The plot concerns a local girl named Rachel Kushner (Olivia Cooke) who has just been diagnosed with leukemia. When Greg’s mother (Connie Britton) discovers that she is a classmate of Greg’s, she forces her son to make a date to go hang out with Rachel for a day. After some prodding, he agrees. This is the beginning of what he calls his “doomed friendship.” There’s no faster shortcut to give a narrative weight than death. The construct threatens shameless sentimentality but the way the drama unfolds, it never succumbs to that. Alfonso Gomez-Rejon keeps the conversations intimate and involving. He’s directing from an honest script by Jesse Andrews which is based on Andrews’ own 2012 novel of the same name. The story slowly works its way into your heart to become a delightful charmer. Greg and Rachel are essentially forced to be together, neither particularly wanting the other’s company. It’s their accidental relationship that forms the heart of the picture.

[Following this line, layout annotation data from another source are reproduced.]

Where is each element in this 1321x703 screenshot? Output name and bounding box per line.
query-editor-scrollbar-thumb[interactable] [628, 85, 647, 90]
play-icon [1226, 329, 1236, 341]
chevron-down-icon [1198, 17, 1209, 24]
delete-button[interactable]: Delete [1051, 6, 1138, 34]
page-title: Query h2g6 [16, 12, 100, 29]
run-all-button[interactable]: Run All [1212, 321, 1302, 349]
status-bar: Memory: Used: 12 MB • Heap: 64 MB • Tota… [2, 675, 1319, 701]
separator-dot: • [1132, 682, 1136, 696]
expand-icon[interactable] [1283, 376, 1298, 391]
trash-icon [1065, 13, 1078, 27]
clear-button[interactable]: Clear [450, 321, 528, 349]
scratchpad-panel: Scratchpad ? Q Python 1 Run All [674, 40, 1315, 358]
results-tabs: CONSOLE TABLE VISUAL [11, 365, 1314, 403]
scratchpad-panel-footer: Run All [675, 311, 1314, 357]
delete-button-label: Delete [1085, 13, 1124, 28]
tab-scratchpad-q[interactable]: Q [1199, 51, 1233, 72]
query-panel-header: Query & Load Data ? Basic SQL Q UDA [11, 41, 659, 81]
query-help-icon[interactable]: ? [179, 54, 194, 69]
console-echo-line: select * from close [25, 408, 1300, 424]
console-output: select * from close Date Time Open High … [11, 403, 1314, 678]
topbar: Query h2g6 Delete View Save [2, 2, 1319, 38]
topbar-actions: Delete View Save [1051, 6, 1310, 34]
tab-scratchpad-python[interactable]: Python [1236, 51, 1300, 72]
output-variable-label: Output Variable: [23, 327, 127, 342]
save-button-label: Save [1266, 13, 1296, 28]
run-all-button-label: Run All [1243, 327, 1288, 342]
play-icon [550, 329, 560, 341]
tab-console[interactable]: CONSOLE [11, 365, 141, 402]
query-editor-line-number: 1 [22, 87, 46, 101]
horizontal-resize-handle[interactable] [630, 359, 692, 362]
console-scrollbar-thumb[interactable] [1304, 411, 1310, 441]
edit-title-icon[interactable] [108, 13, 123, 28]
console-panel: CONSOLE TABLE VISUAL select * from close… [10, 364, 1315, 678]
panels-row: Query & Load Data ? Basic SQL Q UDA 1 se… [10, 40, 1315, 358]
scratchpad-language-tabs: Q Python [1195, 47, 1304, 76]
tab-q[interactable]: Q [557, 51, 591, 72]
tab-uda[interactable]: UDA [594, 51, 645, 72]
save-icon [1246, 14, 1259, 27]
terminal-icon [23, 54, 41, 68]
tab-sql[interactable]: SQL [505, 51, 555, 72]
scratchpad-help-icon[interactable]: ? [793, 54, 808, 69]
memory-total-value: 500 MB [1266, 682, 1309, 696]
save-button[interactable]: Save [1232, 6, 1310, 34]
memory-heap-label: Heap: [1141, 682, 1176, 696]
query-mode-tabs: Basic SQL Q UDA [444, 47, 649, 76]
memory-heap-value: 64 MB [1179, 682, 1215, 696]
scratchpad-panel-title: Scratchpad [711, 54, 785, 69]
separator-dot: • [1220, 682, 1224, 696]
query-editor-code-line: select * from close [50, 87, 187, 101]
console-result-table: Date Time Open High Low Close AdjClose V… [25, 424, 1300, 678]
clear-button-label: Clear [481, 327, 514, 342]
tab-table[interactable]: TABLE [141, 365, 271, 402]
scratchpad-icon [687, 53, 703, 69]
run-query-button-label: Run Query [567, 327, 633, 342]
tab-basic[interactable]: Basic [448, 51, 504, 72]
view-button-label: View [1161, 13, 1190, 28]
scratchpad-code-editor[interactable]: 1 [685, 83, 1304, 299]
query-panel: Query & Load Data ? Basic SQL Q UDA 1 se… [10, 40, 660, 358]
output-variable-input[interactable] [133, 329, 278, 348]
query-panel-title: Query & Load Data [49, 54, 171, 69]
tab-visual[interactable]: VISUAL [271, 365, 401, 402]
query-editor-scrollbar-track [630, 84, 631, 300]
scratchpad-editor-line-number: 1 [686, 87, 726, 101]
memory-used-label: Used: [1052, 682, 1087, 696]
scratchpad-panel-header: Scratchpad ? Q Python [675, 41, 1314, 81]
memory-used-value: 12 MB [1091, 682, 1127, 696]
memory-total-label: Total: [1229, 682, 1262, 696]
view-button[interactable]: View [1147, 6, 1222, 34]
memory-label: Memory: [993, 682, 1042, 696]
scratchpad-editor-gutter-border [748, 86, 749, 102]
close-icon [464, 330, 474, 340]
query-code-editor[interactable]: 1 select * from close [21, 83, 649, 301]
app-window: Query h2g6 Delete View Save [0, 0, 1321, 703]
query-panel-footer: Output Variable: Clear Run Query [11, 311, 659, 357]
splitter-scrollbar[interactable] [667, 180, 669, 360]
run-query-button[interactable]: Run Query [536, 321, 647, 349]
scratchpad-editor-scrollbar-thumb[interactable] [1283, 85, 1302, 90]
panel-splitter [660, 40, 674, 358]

Me and Earl and the Dying Girl comes with a notable pedigree. It premiered at the 2015 Sundance Film Festival and took top dramatic honors with the U.S. Grand Jury Prize. It’s easy to see why. The chronicle is a sincere slice of adolescent life. Alright so it’s a bit precious too. The account integrates a triad of performances that alternates between cutesy and clever. But the story rises above indie movie clichés to give the viewer a genuinely heartfelt portrait. I embraced this trio. The friendship between Greg, Earl and Rachel isn’t as calculated as it seems on paper. Greg is a wistful lad while Earl is much more pragmatic. Their seemingly incongruous personalities are united by their enthusiasm for cinema. Occasionally their obsessions threaten to disrupt credibility with their “adorable” idiosyncrasies. Yet the saga ultimately hews closer to real life. Their quirks serve the tale, enriching its themes with visual flair rather than derailing it. Director Alfonso Gomez-Rejona got his start as a second unit director on films like Babel, Julie & Julia, and Argo. Me and Earl and the Dying Girl is only his second feature but his experience shows a talented director with a facility for different genres. He clearly has something to say and now I am listening.